Optimale voerefficiëntie, passend bij koeien en bedrijfsvoering

Veehouder Frank van der Heijden met zijn kinderen tussen zijn mrij-koeien.
Veehouder Frank van der Heijden met zijn kinderen tussen zijn mrij-koeien.

Eigenlijk was melkveehouder Frank van der Heijden uit Oostelbeers gewoon benieuwd toen hij vier jaar geleden begon met het berekenen van de voerefficiëntie van zijn veestapel. ‘Hoe zou de voerefficiëntie van mijn MRIJ-dubbeldoel koeien zijn?’

Met Cowvision kon hij in de computer de gegevens van het voeren en van de voerkosten bijhouden en zo berekent het programma met de melkproductie bij de hand de voerefficiëntie en ook het saldo van de melkproductie. ‘We kwamen in eerste instantie uit op een voerefficiëntie van 1,30 kilo melk per kilo drogestof’, vertelt Frank. ‘Onze afmestkoeien liepen ook gewoon mee in de koppel melkkoeien, die vertroebelden het beeld. Van melkend afmesten wordt de voerefficiëntie niet beter.’ Toen hij de koppels uit elkaar haalde steeg de voerefficiëntie naar 1,45. ‘En rond die 1,45 schommelt het nog steeds.’

Frank van der Heijden: ‘voerefficiëntie is vinger aan de pols voor bedrijfsmanagement’

Voerefficiëntie over langere tijd volgen

Hij gebruikt het kengetal om de vinger aan de pols te houden voor de bedrijfsvoering. ‘Ik kijk er niet dagelijks naar, maar volg het wel. Je moet die voerefficiëntie ook over een langere periode beoordelen.

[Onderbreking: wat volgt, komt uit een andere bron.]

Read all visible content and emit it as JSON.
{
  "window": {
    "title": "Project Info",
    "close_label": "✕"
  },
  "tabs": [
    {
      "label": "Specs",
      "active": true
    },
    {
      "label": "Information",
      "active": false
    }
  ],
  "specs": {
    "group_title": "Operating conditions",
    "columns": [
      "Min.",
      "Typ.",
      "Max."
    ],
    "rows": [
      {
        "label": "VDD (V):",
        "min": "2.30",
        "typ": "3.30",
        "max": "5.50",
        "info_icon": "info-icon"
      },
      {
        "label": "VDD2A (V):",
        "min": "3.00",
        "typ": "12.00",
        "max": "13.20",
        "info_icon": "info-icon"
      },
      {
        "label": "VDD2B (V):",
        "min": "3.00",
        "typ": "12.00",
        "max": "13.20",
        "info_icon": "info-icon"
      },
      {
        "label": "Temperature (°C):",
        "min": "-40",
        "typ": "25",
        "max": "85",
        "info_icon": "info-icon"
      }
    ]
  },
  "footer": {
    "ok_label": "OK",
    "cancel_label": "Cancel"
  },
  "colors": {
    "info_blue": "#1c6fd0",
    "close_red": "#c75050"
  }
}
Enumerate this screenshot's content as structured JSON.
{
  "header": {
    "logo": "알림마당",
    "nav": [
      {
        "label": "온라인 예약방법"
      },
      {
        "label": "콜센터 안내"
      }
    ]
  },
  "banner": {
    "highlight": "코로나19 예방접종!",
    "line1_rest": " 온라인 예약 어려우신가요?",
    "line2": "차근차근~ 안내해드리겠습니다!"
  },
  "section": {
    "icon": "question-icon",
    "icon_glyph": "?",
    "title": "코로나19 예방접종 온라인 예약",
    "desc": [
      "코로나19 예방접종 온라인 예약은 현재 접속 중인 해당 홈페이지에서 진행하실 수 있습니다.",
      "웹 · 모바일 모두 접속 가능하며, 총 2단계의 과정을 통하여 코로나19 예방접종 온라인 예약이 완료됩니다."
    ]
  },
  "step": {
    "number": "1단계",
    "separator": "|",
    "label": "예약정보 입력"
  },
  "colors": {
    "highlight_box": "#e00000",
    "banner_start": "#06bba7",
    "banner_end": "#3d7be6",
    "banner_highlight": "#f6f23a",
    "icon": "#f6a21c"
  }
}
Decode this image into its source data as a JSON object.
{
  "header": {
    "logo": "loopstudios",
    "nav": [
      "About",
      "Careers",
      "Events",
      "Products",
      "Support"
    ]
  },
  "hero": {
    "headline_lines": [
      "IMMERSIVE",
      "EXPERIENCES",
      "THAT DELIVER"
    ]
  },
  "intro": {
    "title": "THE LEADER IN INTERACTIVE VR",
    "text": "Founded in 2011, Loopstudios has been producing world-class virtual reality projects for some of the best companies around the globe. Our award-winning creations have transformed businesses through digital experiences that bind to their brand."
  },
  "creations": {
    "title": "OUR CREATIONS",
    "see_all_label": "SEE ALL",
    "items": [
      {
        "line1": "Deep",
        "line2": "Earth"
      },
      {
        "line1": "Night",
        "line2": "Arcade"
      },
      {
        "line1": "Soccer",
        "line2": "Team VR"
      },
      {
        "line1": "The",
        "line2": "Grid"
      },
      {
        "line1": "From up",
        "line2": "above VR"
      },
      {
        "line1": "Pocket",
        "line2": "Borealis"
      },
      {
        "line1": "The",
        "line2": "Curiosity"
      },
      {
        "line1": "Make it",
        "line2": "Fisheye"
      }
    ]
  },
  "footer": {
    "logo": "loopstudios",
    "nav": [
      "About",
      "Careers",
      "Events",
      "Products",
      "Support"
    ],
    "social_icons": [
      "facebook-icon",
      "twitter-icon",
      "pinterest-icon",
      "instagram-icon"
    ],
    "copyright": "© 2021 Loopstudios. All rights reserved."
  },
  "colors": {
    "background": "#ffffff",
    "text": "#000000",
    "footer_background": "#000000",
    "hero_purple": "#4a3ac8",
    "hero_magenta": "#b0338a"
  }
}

Bij heet weer bijvoorbeeld weet je dat het gaat dalen.’ De 1,45 kilo melk per kilo drogestof is geen hele hoge score, weet Frank ook. ‘Maar je kan de voerefficiëntie van mijn koppel koeien niet vergelijken met andere bedrijven. Wanneer je de koeien volop weidt of ze jaarrond op stal houdt is nogal een verschil in voerefficiëntie. Bovendien gaat het er vooral om wat er aan saldo overblijft.’ Hij geeft een voorbeeld. ‘Als je een duur rantsoen maakt met bijvoorbeeld veel krachtvoer voor een hele hoogproductieve HF-veestapel heb je hopelijk ook een hoge voerefficiëntie, anders kan zo’n duur rantsoen niet uit. Dit soort bedrijven kun je overigens wel met elkaar vergelijken.’ Daarbij is een hoge voerefficiëntie niet het streven. ‘Bij een te hoge voerefficiëntie verliezen de koeien conditie, dat kost ook weer geld. Je streeft naar een optimale voerefficiëntie, passend bij je koeien en je bedrijfsvoering.’

Ook omzet en aanwas belangrijk

Omdat hij met dubbeldoelkoeien werkt, heeft hij naast een productie van zo’n 25 liter melk met 4,60% vet en 3,80% eiwit ook een hogere omzet en aanwas. ‘Rond de 6-7 cent per liter melk. Een gedeelte van het voer komt dus ook in vlees terecht en dan daalt de voerefficiëntie omdat die omgerekend wordt naar de hoeveelheid melk per kilo drogestof.’ De 145 melkkoeien van Frank moeten het doen met gras, mais, voederbieten en ongeveer een half kilo soja in het basisrantsoen waarbij ze krachtvoer in de melkrobot krijgen. Het doel is een rantsoen met 15% eiwit. ‘Dit is voor mijn bedrijf het meest efficiënt. Het gaat mij erom wat er onder aan de streep aan saldo overblijft.’

Ondanks dat hij niet kan vergelijken met collega’s zou hij de computer berekening van het kengetal niet willen missen. ‘Het is een mooi getal om in je bedrijfsvoering te gebruiken. Voor die module heb ik wel wat geld over. Ik kan wel zien wanneer mijn rantsoen niet helemaal goed in elkaar zit. Te weinig eiwit of te weinig energie bijvoorbeeld’, geeft hij aan. ‘Dan draait de koppel niet optimaal, dan kan het efficiënter. Dat zie ik in de voerefficiëntie terug en dan weet ik dat ik wat moet bijsturen.’